You don't have to be clinically anaemic to struggle with fatigue. Just a dip in your iron levels is enough to make you feel washed out and this is very common in younger women (under 40). Shortages of certain B vitamins are also common in vegetarians and can have a similar effect. Common diabetes triggers are poor diet, inactivity and being overweight rather than simply high consumption of sugar. However, too much sugar in the diet can result in blood sugar highs (mild hyperglycaemia) followed by blood sugar lows (mild hypoglycaemia)... the lows can result in feelings of low energy, irritability and fatigue and so a steady stream of slow-release or Low GI energy sources help keep energy levels more stable. However, as said earlier, nothing beats a few full nights' sleep.

WillieWaggledagger · 30/04/2012 07:45

what are you having for breakfast MamaC? would you be able to have something high protein e.g. eggs? (appreciate this might be difficult in the morning!)
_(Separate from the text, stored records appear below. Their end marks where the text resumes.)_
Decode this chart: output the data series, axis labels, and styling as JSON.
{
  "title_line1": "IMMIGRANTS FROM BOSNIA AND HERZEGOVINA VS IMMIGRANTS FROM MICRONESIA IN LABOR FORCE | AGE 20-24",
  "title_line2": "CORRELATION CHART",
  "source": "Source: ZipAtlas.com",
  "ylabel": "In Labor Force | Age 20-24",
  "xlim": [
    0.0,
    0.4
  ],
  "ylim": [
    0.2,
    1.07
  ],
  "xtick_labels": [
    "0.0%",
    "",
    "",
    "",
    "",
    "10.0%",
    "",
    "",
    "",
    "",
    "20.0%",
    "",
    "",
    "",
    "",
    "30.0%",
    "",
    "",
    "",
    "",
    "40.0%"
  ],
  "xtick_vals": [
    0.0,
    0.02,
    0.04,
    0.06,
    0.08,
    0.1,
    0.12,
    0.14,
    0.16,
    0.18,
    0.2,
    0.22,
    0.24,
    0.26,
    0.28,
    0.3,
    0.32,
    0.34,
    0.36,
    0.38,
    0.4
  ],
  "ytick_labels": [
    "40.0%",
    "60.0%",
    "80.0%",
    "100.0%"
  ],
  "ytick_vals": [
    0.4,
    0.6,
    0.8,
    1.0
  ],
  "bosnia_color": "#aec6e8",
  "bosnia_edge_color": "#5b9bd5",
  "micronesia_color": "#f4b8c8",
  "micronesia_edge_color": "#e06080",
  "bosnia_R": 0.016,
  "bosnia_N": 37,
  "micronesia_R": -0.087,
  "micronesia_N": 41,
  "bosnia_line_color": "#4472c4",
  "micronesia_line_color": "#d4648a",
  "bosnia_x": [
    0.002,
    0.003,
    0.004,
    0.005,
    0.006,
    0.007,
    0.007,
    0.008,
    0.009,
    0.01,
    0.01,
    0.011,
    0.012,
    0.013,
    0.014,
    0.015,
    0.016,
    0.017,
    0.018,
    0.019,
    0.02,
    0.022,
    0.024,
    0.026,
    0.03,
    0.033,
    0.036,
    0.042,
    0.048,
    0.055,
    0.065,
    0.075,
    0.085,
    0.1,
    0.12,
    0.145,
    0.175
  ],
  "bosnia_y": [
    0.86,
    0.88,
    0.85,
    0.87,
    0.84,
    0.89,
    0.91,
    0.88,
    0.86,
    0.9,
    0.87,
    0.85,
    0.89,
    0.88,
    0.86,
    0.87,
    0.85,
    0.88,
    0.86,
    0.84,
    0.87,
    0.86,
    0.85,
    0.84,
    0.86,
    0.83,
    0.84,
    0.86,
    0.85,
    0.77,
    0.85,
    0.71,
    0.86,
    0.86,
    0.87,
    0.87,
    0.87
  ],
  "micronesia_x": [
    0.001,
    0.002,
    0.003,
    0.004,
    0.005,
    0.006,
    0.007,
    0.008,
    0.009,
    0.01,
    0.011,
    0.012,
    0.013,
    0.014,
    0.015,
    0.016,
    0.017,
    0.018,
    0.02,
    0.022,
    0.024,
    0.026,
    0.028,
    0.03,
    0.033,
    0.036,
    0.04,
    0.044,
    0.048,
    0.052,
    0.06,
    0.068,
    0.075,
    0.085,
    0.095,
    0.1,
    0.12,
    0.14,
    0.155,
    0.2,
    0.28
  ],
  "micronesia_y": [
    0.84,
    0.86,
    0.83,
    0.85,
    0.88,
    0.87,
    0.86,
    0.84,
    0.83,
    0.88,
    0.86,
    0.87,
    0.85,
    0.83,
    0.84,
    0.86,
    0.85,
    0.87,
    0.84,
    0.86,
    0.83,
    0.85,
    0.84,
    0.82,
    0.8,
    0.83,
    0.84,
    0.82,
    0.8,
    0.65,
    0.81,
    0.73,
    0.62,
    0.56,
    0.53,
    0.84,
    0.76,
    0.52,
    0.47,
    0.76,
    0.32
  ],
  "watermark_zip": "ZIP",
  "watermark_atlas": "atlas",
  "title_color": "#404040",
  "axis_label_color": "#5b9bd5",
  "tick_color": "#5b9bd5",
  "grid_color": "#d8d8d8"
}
This could help avoid the 10am slump

googietheegg · 01/05/2012 12:32

You need to make a Bum Bun! Takes 5 mins and will last you a few days.

Mug of oats/museli
Mug of bran flakes
Third of a mug brown sugar
About a mug of chopped dried fruit and nuts
Spoonful of mixed spice/Ginger/cinnamon

Give it all a stir and add a mug of milk

After a few mins, add a mug of self raising flour and stir again. Bake is a loaf tin for an hour at about 180.

V flexible recipe, v tasty, great for breakfast, with yoghurt, cheddar, butter, cream cheese...freezes well too.